Meet Ameneh Bahrami.

Four years ago, a spurned suitor poured a bucket of sulfuric acid over her head, leaving her blind and disfigured.

Ms. Bahrami asked that her attacker be given a punishment fitting the crime. How did the court decide?

Late last month, an Iranian court ordered that five drops of the same chemical be placed in each of her attacker’s eyes, acceding to Bahrami’s demand that he be punished according to a principle in Islamic jurisprudence that allows a victim to seek retribution for a crime. The sentence has not yet been carried out.

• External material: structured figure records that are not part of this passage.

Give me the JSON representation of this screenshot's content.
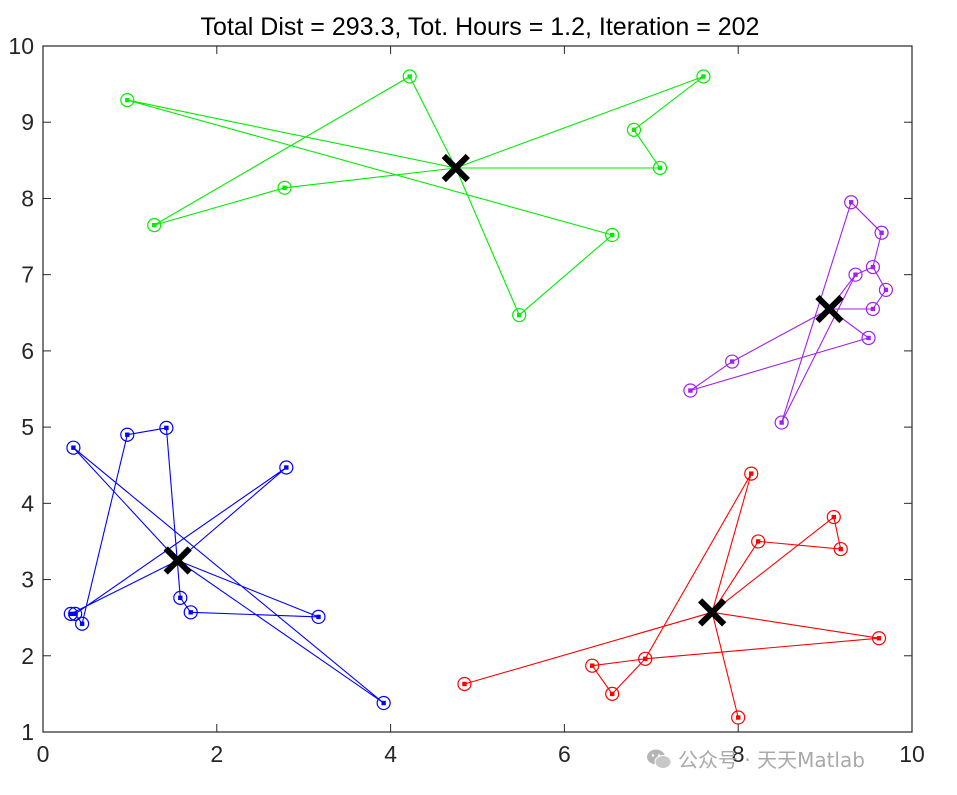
{
  "chart_data": {
    "type": "scatter",
    "title": "Total Dist = 293.3, Tot. Hours = 1.2, Iteration = 202",
    "xlim": [
      0,
      10
    ],
    "ylim": [
      1,
      10
    ],
    "xticks": [
      0,
      2,
      4,
      6,
      8,
      10
    ],
    "yticks": [
      1,
      2,
      3,
      4,
      5,
      6,
      7,
      8,
      9,
      10
    ],
    "grid": false,
    "series": [
      {
        "color": "#00ee00",
        "centroid": [
          4.75,
          8.4
        ],
        "route": [
          [
            4.75,
            8.4
          ],
          [
            4.22,
            9.6
          ],
          [
            1.28,
            7.65
          ],
          [
            2.78,
            8.14
          ],
          [
            4.75,
            8.4
          ],
          [
            7.1,
            8.4
          ],
          [
            6.8,
            8.9
          ],
          [
            7.6,
            9.6
          ],
          [
            4.75,
            8.4
          ],
          [
            0.97,
            9.29
          ],
          [
            6.55,
            7.52
          ],
          [
            5.48,
            6.47
          ],
          [
            4.75,
            8.4
          ]
        ]
      },
      {
        "color": "#a020f0",
        "centroid": [
          9.05,
          6.55
        ],
        "route": [
          [
            9.05,
            6.55
          ],
          [
            9.55,
            6.55
          ],
          [
            9.7,
            6.8
          ],
          [
            9.55,
            7.1
          ],
          [
            9.35,
            7.0
          ],
          [
            8.5,
            5.06
          ],
          [
            9.3,
            7.95
          ],
          [
            9.65,
            7.55
          ],
          [
            9.55,
            7.1
          ],
          [
            9.35,
            7.0
          ],
          [
            9.05,
            6.55
          ],
          [
            9.5,
            6.17
          ],
          [
            7.45,
            5.48
          ],
          [
            7.93,
            5.86
          ],
          [
            9.05,
            6.55
          ]
        ]
      },
      {
        "color": "#0000ff",
        "centroid": [
          1.55,
          3.25
        ],
        "route": [
          [
            1.55,
            3.25
          ],
          [
            2.8,
            4.47
          ],
          [
            0.37,
            2.55
          ],
          [
            0.45,
            2.42
          ],
          [
            0.97,
            4.9
          ],
          [
            1.42,
            4.99
          ],
          [
            1.58,
            2.76
          ],
          [
            1.7,
            2.57
          ],
          [
            3.17,
            2.51
          ],
          [
            1.55,
            3.25
          ],
          [
            0.35,
            4.73
          ],
          [
            3.92,
            1.38
          ],
          [
            1.55,
            3.25
          ],
          [
            0.32,
            2.55
          ],
          [
            1.55,
            3.25
          ]
        ]
      },
      {
        "color": "#ff0000",
        "centroid": [
          7.7,
          2.57
        ],
        "route": [
          [
            7.7,
            2.57
          ],
          [
            8.23,
            3.5
          ],
          [
            9.18,
            3.4
          ],
          [
            9.1,
            3.82
          ],
          [
            7.7,
            2.57
          ],
          [
            9.62,
            2.23
          ],
          [
            6.93,
            1.96
          ],
          [
            6.32,
            1.87
          ],
          [
            6.55,
            1.5
          ],
          [
            6.93,
            1.96
          ],
          [
            8.15,
            4.39
          ],
          [
            7.7,
            2.57
          ],
          [
            8.0,
            1.19
          ],
          [
            7.7,
            2.57
          ],
          [
            4.85,
            1.63
          ]
        ]
      }
    ]
  },
  "watermark": {
    "text": "公众号 · 天天Matlab"
  },
  "colors": {
    "axis": "#262626",
    "centroid_marker": "#000000"
  }
}
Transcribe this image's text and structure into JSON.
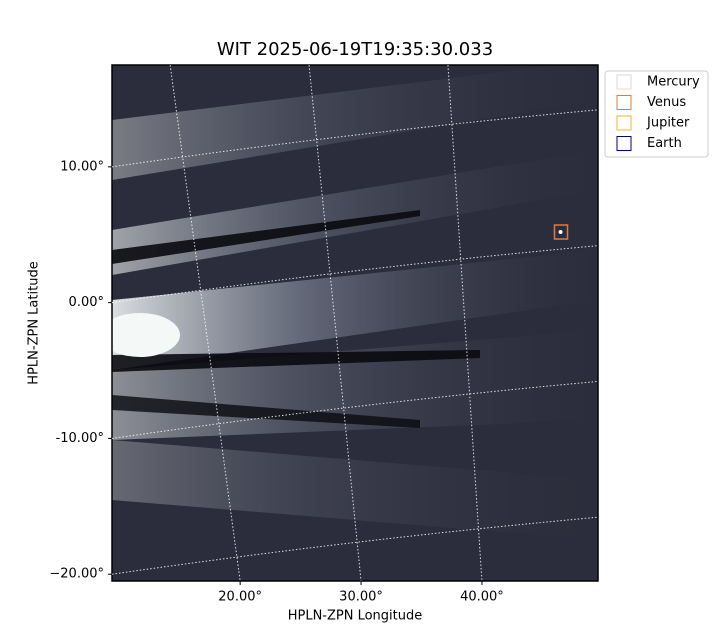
{
  "chart_data": {
    "type": "image",
    "title": "WIT 2025-06-19T19:35:30.033",
    "x_label": "HPLN-ZPN Longitude",
    "y_label": "HPLN-ZPN Latitude",
    "xlim": [
      9.4,
      49.6
    ],
    "ylim": [
      -20.5,
      17.5
    ],
    "xticks": [
      {
        "value": 20,
        "label": "20.00°"
      },
      {
        "value": 30,
        "label": "30.00°"
      },
      {
        "value": 40,
        "label": "40.00°"
      }
    ],
    "yticks": [
      {
        "value": 10,
        "label": "10.00°"
      },
      {
        "value": 0,
        "label": "0.00°"
      },
      {
        "value": -10,
        "label": "-10.00°"
      },
      {
        "value": -20,
        "label": "−20.00°"
      }
    ],
    "grid": true,
    "legend": "upper right",
    "series": [
      {
        "name": "Mercury",
        "color": "#d9d9d9"
      },
      {
        "name": "Venus",
        "color": "#e07b39",
        "x": [
          46.5
        ],
        "values": [
          5.2
        ]
      },
      {
        "name": "Jupiter",
        "color": "#e8b820"
      },
      {
        "name": "Earth",
        "color": "#000080"
      }
    ]
  }
}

The implementation of corporal punishments allowed under Islamic law, including lashing, amputation and stoning, has often provoked controversy in Iran, where many people have decried such sentences as barbaric.

Courts usually order families of the accused to pay “blood money” for the crimes. But Bahrami insisted on the punishment. She had several meetings with the head of Iran’s judiciary, Ayatollah Mahmoud Hashemi Shahroudi, who tends to favor less strict interpretations of Islamic law.

“Shahroudi really pressed me to demand blood money instead of retribution. He explained that such a sentence would cause lots of bad publicity for Iran. But I refused,” she said.

One of my favorite bloggers, Ann Althouse writes

Surely, Shahroudi must know that Iran gets bad publicity for these “blood money” punishments — which look more like our tort remedies. It’s a crime. Put that man in prison for a long, long time if you want our respect.

Was the ruling in Iran barbaric or just?